CONTAMINACIÓN POR PLÁSTICOS, UN ASUNTO DE COMODIDAD
Hace unos días platicaba por teléfono con una persona a la que aprecio mucho sobre algo tan trivial como nuestro almuerzo de aquella jornada. Yo le contaba qué y dónde comería, mientras ella me contaba lo que se le antojaba comer. Más tarde me enviaría una fotografía victoriosa cumpliendo su antojo desde la comodidad de su casa: un delicioso postre reposaba sobre un plato de unicel. Entonces, con todo sentido de responsabilidad la inquirí sobre el plato desechable, bajo el entendido del impacto ambiental que eso significa. La conversación que hacía pausa como para asimilar el tema, u olvidarlo, no se prolongó mucho al respecto, y eventualmente volveríamos al terreno de la trivialidad.

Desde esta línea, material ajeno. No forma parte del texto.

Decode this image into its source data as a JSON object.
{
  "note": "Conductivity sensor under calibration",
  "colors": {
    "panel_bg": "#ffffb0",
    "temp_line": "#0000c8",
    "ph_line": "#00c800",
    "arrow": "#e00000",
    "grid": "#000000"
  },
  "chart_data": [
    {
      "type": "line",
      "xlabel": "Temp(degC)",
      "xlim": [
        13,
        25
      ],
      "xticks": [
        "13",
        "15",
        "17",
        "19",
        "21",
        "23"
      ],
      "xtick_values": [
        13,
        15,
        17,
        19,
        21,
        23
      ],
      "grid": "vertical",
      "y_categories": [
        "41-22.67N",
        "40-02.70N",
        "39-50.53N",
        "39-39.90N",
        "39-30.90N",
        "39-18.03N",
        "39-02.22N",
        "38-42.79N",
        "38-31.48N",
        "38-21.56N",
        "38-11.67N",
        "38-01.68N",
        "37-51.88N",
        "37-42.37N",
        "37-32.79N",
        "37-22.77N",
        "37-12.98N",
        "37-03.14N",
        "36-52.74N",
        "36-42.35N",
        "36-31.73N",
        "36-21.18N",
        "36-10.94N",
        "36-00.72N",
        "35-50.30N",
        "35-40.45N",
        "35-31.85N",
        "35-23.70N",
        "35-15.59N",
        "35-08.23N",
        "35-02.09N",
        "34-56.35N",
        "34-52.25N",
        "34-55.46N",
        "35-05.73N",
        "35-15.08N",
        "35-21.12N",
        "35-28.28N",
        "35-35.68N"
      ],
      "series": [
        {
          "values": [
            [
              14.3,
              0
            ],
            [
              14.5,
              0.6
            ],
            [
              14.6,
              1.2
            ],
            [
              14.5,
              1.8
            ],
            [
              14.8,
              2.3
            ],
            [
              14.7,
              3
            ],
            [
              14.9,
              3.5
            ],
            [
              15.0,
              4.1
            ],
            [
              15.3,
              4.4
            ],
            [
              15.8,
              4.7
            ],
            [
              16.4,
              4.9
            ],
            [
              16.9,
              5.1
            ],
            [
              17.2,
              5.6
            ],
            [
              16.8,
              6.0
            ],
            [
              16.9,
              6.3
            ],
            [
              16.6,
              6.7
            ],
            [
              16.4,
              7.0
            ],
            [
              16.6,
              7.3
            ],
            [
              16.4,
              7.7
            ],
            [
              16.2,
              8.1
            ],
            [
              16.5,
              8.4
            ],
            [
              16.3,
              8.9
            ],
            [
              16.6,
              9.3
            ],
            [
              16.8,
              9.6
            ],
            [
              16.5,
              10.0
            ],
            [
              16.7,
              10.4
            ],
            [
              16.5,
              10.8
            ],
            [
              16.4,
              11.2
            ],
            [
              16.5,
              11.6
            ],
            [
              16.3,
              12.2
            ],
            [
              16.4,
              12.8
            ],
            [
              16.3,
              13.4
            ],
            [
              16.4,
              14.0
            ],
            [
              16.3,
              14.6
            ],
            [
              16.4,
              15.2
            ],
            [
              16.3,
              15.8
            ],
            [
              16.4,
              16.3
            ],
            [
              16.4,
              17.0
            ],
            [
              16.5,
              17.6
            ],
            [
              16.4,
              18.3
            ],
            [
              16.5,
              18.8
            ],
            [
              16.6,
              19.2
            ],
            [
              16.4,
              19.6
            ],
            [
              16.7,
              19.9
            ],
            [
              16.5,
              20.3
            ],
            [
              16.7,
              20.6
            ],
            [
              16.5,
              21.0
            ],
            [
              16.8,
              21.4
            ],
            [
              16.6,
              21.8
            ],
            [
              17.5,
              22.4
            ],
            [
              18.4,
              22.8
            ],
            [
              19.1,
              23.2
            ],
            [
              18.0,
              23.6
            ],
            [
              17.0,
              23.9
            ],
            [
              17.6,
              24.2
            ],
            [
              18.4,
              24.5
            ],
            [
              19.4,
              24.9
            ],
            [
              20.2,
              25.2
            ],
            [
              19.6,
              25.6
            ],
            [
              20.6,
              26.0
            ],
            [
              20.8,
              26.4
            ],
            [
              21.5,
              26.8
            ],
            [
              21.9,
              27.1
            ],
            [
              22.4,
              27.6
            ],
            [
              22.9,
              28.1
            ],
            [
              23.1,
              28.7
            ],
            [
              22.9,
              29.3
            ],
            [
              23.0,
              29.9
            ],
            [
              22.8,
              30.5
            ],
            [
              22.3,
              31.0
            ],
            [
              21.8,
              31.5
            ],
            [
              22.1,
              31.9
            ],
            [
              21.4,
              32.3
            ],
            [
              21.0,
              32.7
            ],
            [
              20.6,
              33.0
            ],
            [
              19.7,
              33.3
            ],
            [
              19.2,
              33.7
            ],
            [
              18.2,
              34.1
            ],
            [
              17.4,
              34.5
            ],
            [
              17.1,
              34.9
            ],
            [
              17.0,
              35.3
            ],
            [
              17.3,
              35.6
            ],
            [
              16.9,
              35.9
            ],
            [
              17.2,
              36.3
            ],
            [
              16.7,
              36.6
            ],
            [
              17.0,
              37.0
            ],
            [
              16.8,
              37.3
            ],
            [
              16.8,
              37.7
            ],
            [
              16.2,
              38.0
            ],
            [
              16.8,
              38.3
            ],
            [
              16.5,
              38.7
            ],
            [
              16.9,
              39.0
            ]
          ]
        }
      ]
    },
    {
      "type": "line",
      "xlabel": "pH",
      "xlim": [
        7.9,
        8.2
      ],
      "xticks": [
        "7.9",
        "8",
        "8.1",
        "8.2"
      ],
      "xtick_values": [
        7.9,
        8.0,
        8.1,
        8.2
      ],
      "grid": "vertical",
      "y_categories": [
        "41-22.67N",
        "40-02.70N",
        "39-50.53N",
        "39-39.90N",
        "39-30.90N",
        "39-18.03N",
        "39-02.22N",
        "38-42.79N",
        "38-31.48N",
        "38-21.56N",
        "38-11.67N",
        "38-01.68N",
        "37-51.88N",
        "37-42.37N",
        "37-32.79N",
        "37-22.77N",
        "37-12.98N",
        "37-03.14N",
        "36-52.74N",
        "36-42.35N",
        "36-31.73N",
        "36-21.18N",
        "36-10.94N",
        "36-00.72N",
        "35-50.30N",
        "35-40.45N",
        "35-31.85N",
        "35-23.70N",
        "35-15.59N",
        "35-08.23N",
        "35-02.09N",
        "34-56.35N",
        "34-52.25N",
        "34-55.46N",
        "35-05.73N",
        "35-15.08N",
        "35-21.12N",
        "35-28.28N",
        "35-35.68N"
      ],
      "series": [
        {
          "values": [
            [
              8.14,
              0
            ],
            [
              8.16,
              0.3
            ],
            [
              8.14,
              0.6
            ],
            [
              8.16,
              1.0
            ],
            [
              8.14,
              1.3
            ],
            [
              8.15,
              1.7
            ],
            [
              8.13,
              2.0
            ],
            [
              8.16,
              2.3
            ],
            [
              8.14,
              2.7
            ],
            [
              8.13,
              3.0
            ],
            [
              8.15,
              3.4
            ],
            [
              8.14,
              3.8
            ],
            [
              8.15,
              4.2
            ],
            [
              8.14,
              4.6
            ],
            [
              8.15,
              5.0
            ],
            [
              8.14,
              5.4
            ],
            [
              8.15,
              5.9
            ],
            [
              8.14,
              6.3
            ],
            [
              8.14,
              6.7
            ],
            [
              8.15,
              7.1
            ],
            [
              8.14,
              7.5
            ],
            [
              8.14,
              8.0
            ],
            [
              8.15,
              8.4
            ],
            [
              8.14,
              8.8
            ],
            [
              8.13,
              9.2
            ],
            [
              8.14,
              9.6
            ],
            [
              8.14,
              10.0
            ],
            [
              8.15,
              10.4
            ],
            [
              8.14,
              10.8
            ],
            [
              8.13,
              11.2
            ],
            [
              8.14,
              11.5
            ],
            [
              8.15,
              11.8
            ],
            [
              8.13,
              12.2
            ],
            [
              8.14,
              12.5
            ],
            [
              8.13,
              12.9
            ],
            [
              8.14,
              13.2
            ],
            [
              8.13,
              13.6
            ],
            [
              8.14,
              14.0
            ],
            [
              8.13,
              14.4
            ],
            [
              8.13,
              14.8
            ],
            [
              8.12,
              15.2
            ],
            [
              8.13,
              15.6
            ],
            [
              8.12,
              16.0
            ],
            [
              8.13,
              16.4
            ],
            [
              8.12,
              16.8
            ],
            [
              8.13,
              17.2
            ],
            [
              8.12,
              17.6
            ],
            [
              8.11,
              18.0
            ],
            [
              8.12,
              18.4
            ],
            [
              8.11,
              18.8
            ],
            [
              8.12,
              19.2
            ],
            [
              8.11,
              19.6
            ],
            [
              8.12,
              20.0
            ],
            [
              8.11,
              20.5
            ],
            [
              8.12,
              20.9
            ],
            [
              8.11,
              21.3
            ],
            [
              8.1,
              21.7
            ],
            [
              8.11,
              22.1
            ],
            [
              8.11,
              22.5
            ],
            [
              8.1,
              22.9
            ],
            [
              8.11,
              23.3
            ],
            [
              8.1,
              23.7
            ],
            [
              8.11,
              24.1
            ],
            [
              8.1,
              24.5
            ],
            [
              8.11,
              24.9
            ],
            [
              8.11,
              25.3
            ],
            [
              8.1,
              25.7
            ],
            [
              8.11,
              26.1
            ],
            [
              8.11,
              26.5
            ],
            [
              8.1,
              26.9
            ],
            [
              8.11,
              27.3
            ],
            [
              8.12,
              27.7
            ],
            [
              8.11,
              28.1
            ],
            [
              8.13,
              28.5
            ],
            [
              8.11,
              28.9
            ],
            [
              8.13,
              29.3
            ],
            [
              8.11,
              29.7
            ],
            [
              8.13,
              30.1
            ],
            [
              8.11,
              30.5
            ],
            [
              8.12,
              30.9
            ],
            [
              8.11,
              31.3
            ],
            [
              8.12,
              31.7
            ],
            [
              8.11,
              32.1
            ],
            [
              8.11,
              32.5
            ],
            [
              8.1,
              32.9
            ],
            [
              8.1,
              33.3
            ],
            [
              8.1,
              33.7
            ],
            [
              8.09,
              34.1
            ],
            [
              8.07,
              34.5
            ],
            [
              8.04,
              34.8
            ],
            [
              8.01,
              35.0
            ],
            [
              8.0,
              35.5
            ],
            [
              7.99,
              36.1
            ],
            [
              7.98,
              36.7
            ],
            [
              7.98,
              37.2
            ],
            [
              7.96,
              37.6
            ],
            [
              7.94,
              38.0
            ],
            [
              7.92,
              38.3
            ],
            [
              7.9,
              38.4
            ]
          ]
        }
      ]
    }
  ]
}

El tema no es escandaloso, pero si es serio. Pasa generalmente desapercibido, pero no para todos. No cuando se es consciente del grave impacto ambiental generado por acciones tan pequeñas pero frecuentes y que, como la mayoría de las personas realiza, adquieren dimensiones catastróficas.
De los desechables que arrojamos no todos tendrán necesariamente el mismo destino. Si tenemos el respetuoso hábito de arrojarlos al contenedor de basura, algunos, los más afortunados, terminarán en algún relleno sanitario; otros, lamentablemente en un tiradero a cielo abierto. En el primero de los casos hay que advertir que, a mayor volumen de residuos, mayor es el costo que el gobierno local debe pagar para su disposición, además los rellenos tienen un tiempo de vida útil que al cumplirse genera la necesidad de encontrar un nuevo espacio físico lejos de la población para seguir rellenando el subsuelo con basura, y eso también tiene su costo. En el segundo de los casos, bueno, un tiradero a cielo abierto es un pestilente foco de contaminación expuesto a la fauna nociva y, por ende, sustrato para la misma, para su desarrollo y para la trasmisión de enfermedades.
También existe el caso de los plásticos que terminan en algún cuerpo de agua y que, en gran medida, terminan en el mar. Desde hace más de una década se tiene conocimiento de un “séptimo continente”, una isla de plásticos (en su mayoría provenientes de tierra) de dimensiones incalculables en el Océano Pacífico. El impacto para los ecosistemas marinos, para la pesca y para el turismo también son considerables. Según la ONU más de ocho millones de toneladas de plástico llegan al mar cada año y en el 2050 habrá más plástico que peces en el mar.
Pero no solo se trata de su presencia, también de su recalcitrancia. Ese plástico desechable que solo usamos unos pocos minutos y enseguida arrojamos, tardará cientos o miles de años en desintegrarse; entiéndase: la bolsa del supermercado o de la tienda en la que llevamos ese artículo que podíamos llevar en la mano; el popote que el mesero nos dejó por inercia y que también por inercia insertamos en nuestra bebida, y la vajilla que compramos simplemente porque nos dio flojera lavar, entre otros. Todo eso que es sumamente prevenible y fácilmente evitable. E innecesario.
En nuestras manos tenemos todos los días la posibilidad de realizar esas acciones que no nos cuestan dinero, muy poco tiempo y aún menos esfuerzo, y que en conjunto generan un gran un impacto positivo. Que la comodidad no rebase a nuestra conciencia, seamos solución, no problema. Ayudemos a defender el medio ambiente.